India bertujuan melakukan pembersihan udara seperti yang dilakukan Tiongkok, dan pada tahun 2019 meluncurkan Program Udara Bersih Nasional untuk mengurangi polusi sebesar 40% di lebih dari 100 kota pada tahun 2026.

Ketika wilayah yang tercemar di India atau Timur Tengah meningkatkan kualitas udaranya dengan meninggalkan bahan bakar fosil dan beralih ke sumber energi ramah lingkungan, wilayah tersebut juga akan kehilangan perlindungan terhadap sulfat, kata para ilmuwan.
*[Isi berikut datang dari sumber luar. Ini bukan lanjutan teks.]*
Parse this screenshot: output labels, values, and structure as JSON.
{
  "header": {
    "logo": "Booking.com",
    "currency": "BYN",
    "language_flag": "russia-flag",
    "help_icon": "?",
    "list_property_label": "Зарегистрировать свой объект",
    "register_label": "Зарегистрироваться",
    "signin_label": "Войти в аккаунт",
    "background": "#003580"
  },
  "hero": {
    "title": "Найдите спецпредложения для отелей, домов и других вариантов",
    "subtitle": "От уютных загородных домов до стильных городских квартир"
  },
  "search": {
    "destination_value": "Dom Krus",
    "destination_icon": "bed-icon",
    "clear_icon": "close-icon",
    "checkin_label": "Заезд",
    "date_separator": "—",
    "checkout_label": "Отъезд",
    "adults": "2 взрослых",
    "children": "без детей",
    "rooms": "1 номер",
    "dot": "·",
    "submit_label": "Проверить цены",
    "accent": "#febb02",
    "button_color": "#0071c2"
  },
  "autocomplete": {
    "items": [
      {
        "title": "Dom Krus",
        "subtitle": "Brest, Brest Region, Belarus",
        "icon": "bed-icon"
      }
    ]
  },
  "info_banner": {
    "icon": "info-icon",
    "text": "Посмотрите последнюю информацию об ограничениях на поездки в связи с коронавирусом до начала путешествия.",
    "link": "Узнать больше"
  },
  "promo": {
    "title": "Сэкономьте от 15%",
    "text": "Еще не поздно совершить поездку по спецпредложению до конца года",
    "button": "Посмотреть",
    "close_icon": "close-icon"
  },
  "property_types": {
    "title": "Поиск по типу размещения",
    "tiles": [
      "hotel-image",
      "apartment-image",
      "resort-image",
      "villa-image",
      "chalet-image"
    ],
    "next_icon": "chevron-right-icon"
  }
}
“Anda menghentikan aktivitas antropogenik Anda untuk sesaat dan atmosfer menjadi bersih dengan sangat cepat dan suhu melonjak seketika,” tambah Sergey Osipov, pemodel iklim di Universitas Sains dan Teknologi King Abdullah di Arab Saudi.

MENGGANTI DENGAN METANA?
Ketika implikasi dari terungkapnya polusi menjadi lebih jelas, para ahli mencari metode untuk melawan pemanasan yang terkait.

Salah satu proposal yang disebut "manajemen radiasi matahari" membayangkan dengan sengaja menyuntikkan aerosol belerang ke atmosfer untuk mendinginkan suhu. Namun banyak ilmuwan khawatir bahwa pendekatan ini dapat menimbulkan konsekuensi yang tidak diinginkan.

Rencana yang lebih umum adalah membatasi emisi metana. Hal ini dipandang sebagai cara tercepat untuk menjinakkan suhu global karena dampak gas di atmosfer hanya bertahan sekitar satu dekade, sehingga pengurangan emisi saat ini akan membuahkan hasil dalam satu dekade. Sebaliknya, karbon dioksida bertahan selama berabad-abad.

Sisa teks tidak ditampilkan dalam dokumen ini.